Bonjour à tous, j'ai une petite question, j'poste ici mais je pourrais aussi bien poster dans la section windows.

Je voudrais savoir si installer sur une partition boot-camp ubuntu (ou windows et autre distrib tux) et de redémarrer avec WMware fusion ou parralels permetait d'installer des logiciels du genre teamspeak Server ou autes serveurs qui doivent pouvoir être accessible depuis dautres ordinateurs depuis internet.

Je m'explique, je veut en fait installer teamspeak server sur mon ordi en gardant l'environement mac, et permetre à mes amis d'y acceder à travers internet.

J'avais essayé avec virtual PC quand j'étais encore ac PPC et je ne suis pas arrivé à utiliser mon serveur dans l'environement mac.

(PS: Ubuntu peut etre instalé sur une partition virtuelle que cree parallels ou WMware peut importe)


----------



## secu2 (29 Juin 2008)

Bon bah vu que pas de reponse, j'ai essayé et ca marche impec en local, j'arrive à acceder à mon serveur par mon adresse ip locale (sur mac osx) mais pas par mon adresse ip internet...


----------



## daffyb (29 Juin 2008)

secu2 a dit:


> Bon bah vu que pas de reponse, j'ai essayé et ca marche impec en local, j'arrive à acceder à mon serveur par mon adresse ip locale (sur mac osx)* mais pas par mon adresse ip internet*...

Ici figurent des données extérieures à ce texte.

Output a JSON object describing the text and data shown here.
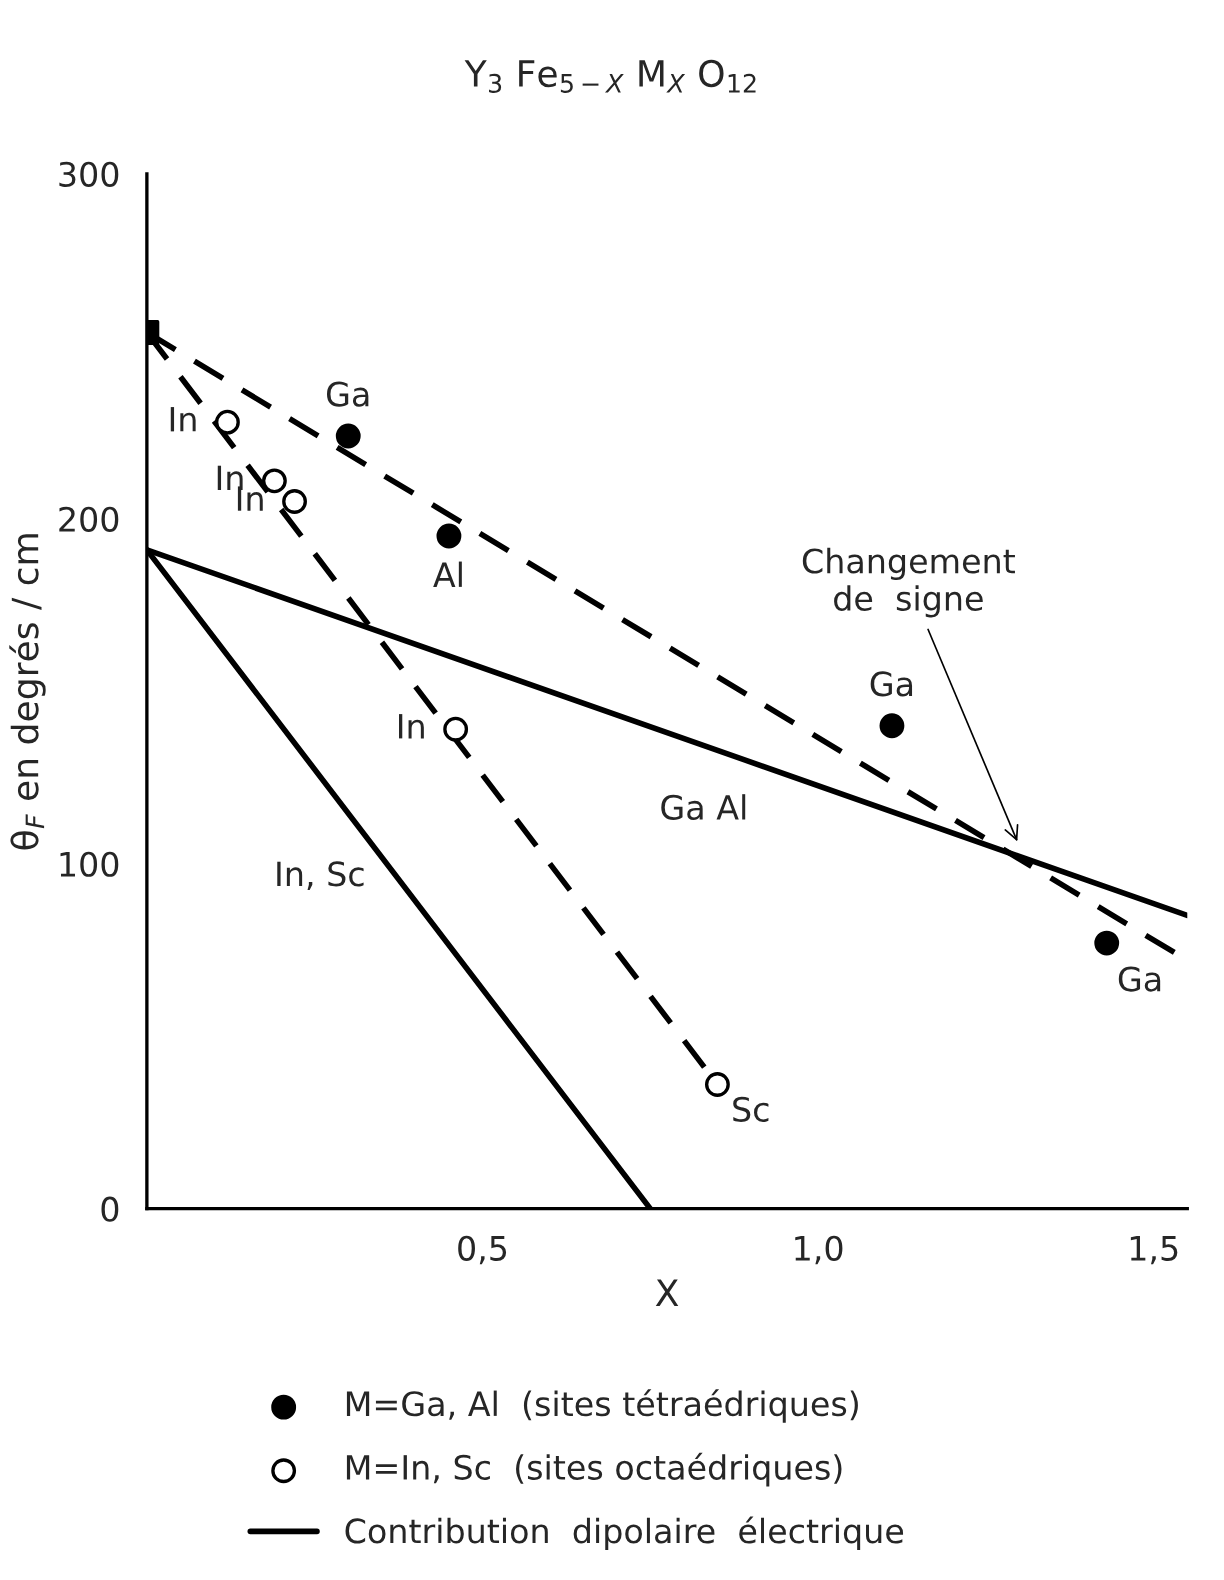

ça c'est peut-être normal.
Il faut rediriger les ports de ton routeur vers ton adresse IP et surtout faire tester par un ami.
Tu ne peux pas faire l'essai toi même


----------



## secu2 (1 Juillet 2008)

"rediriger les ports de ton routeur vers ton adresse IP"
Ca ok mais c'est un autre problème, impossible d'acceder à l'interface web de mon modem speed touch home...

Je vais test de faire essayer par qqun d'autre.
http://forum.macadsl.com/viewtopic.php?t=22549&f=3


----------